Especially when the value of the full manufacturer warranty and service plan are factored in. The company’s Vehicle Price Index (VPI) report focuses on the year-on-year increase in vehicle pricing for new and used cars‚ drawing data from passenger vehicles in the stables of 15 motor manufacturers.
It’s those figures that the industry relies on to determine the trade-in and retail prices of used cars.

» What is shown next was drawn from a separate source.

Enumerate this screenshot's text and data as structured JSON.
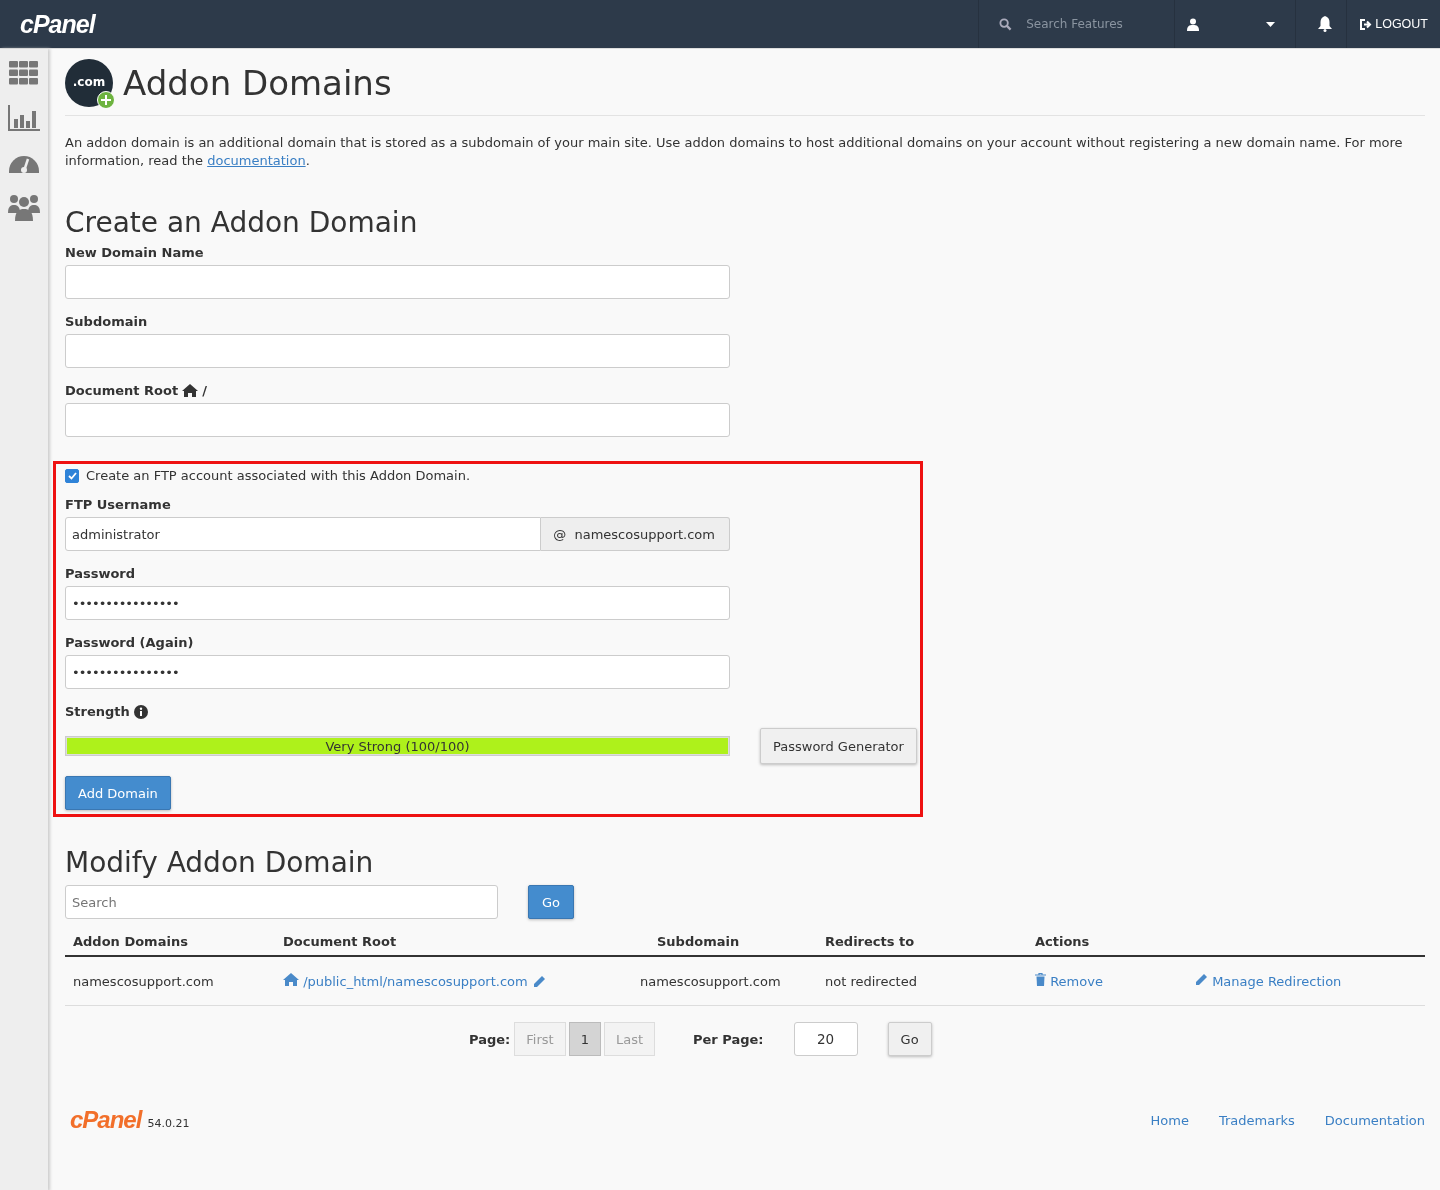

TransUnion’s second-quarter (Q2) 2017 report shows that‚ while the VPI for new passenger vehicles dropped from 8.4% in Q2 last year to 5.4% in Q2 this year‚ the VPI for used vehicles went up from 2.7% to 3.6% over the same period.
“These results suggest that used cars aren’t necessarily as affordable as they were a year ago‚ while new cars are becoming more reasonably priced‚” de Vries said.
Due to the deflation in GDP South Africa experienced in the first quarter of 2017‚ the swing to used cars was dramatic‚ he said.
“In fact‚ total financial agreement volumes between manufacturers and dealers for new cars dropped by a sharp 14% between Q1 and Q2‚ in anticipation of the period of slow sales on new cars ahead.”
In a bid to arrest the trend‚ many manufacturers have now gone to great lengths to put together sweet deals.
“If you go onto the major manufacturers’ websites‚ you’ll see amazing deals such as R50 000 trade-in assistance; offers we weren’t seeing three months ago‚” de Vries said.
“We don’t know how long they will be able to sustain those deals‚ so now would be a good time to do the deal if you’re thinking about buying a new car.”
De Vries predicted a sharp increase in the sale of new vehicles in the coming months‚ along with a “marginal” decrease in used car sales as the quality of available cars diminished.
For the past six quarters‚ consumers have been faced with price increases at a rate well above that of the Consumer Pricing Index (CPI)‚ but the latest VPI was “a promising end to this trend”‚ de Vries said.
“Despite the recent political and economic uncertainty gripping the country‚ interest rates have remained fairly stable and the rand is performing surprisingly well. And while there’s no telling what could change over the next few months or years‚ those consumers who manage to secure a fixed – rather than linked – interest rate when financing their new cars should be in a better future financial position.”
*TransUnion AIS’s data only relates to financed vehicles‚ which account for about 45% of all vehicle sales in SA.